5. The lo. keeper, Sir Nicholas Bacon, was asked his opinion by queen Elizabeth of one of these monopoly licences? And he answered, "Will you "have me speak truth, Madam? Licentia omnes "deteriores sumus:"" We are all the worse for a licence.

6. Pace, the bitter fool, was not suffered to come at the queen, because of his bitter humour. Yet at one time, some persuaded the queen that he should come to her; undertaking for him, that he should keep compass: so he was brought to her, and the queen said: "Come on, Pace; now we "shall hear of our faults." Saith Pace; "I do "not use to talk of that that all the town "talks on."

7. My lo. of Essex, at the succour of Rhoan, made twenty-four knights, which at that time was a great matter. Divers of those gentlemen were of weak and small means; which when queen Elizabeth heard, she said, "My lo. mought have done well "to have built his alms-house, before he made his "knights."

8. A great officer in France was in danger to have lost his place; but his wife, by her suit and means making, made his peace; whereupon a pleasant fellow said, “That he had been crushed, but that he "saved himself upon his horns."

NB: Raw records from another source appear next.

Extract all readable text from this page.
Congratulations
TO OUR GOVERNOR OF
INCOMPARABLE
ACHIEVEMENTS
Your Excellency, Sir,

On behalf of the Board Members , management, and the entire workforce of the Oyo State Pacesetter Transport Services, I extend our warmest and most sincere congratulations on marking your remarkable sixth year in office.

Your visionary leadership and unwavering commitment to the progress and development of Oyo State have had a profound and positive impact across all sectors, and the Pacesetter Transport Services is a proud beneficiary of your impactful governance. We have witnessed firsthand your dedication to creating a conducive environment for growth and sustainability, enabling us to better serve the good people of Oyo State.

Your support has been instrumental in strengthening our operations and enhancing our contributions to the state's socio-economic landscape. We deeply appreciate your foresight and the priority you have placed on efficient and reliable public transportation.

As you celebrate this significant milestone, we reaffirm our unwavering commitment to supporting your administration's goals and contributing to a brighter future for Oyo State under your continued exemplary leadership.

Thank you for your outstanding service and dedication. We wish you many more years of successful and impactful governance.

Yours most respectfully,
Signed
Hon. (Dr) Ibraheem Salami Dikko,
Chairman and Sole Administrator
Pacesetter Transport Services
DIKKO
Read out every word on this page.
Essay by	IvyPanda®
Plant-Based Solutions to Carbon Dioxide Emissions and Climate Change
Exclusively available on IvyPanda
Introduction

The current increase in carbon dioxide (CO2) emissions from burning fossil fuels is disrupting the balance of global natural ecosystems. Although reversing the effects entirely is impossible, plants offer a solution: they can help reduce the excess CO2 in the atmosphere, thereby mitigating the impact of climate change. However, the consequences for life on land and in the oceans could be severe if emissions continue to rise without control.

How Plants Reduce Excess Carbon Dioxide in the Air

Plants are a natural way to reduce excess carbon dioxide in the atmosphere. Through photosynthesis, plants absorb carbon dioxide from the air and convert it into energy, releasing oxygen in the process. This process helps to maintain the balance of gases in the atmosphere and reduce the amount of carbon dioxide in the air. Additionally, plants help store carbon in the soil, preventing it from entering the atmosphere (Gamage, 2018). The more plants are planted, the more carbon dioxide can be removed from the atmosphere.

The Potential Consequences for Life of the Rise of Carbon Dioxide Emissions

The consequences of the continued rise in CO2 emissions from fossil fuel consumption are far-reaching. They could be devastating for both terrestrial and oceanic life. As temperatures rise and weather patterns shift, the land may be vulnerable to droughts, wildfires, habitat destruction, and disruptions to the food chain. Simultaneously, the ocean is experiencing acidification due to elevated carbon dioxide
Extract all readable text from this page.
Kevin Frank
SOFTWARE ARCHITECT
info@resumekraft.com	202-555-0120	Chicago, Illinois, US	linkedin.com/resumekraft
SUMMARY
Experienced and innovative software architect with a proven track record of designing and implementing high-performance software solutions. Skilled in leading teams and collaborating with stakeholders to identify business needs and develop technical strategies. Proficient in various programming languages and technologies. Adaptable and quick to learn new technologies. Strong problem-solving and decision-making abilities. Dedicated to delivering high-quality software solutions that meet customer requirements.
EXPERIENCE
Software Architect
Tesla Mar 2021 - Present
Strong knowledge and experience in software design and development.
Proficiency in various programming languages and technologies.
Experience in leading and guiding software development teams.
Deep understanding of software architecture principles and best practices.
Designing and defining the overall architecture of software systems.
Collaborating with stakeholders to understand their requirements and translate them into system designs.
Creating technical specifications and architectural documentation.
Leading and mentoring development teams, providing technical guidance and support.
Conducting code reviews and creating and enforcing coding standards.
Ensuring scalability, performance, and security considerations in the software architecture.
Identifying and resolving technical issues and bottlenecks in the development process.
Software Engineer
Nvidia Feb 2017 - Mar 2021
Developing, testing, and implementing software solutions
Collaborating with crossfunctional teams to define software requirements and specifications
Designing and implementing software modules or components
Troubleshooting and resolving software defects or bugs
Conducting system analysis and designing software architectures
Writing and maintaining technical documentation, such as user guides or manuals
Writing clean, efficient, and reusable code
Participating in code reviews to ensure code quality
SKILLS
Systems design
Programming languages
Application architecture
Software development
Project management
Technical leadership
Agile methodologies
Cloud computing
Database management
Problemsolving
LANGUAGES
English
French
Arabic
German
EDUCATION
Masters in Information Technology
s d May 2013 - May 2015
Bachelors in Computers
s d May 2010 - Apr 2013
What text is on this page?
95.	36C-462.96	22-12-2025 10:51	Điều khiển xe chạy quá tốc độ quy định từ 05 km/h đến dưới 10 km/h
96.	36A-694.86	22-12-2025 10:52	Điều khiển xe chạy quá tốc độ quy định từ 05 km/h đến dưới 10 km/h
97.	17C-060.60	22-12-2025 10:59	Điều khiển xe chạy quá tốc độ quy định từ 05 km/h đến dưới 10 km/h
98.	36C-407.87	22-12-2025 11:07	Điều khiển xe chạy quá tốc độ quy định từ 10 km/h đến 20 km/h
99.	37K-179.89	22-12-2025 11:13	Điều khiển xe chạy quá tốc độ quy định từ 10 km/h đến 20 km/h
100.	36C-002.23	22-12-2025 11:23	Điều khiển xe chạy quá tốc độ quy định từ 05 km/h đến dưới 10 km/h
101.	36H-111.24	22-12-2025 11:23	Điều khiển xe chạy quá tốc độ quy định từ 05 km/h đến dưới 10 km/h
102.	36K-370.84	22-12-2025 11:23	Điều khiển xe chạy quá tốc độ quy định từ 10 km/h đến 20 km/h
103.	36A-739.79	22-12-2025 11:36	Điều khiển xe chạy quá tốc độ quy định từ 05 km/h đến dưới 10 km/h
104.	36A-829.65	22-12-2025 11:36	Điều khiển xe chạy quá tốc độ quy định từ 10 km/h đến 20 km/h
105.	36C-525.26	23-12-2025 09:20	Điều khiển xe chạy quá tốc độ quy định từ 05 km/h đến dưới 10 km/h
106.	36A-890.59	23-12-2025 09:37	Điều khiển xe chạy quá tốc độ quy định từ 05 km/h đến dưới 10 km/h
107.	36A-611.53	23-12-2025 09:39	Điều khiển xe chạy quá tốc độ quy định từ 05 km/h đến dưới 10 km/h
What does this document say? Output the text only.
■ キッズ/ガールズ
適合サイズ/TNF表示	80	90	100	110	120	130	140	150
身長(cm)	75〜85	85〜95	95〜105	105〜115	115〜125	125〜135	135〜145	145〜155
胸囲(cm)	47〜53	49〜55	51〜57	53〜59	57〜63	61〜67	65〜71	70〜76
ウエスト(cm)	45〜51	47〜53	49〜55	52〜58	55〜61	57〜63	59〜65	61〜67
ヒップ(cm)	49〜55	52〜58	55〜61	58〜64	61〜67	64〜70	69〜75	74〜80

9. Queen Ann Bullen, at the time when she was led to be beheaded in the Tower, called one of the king's privy chamber to her, and said to him, "Commend me to the king, and tell him, "he is constant in his course of advancing me; " from a private private gentlewoman he made me "marquisse, and from a marquisse a queen; and now, he had left no higher degree of earthly honour, he hath made me a martyr."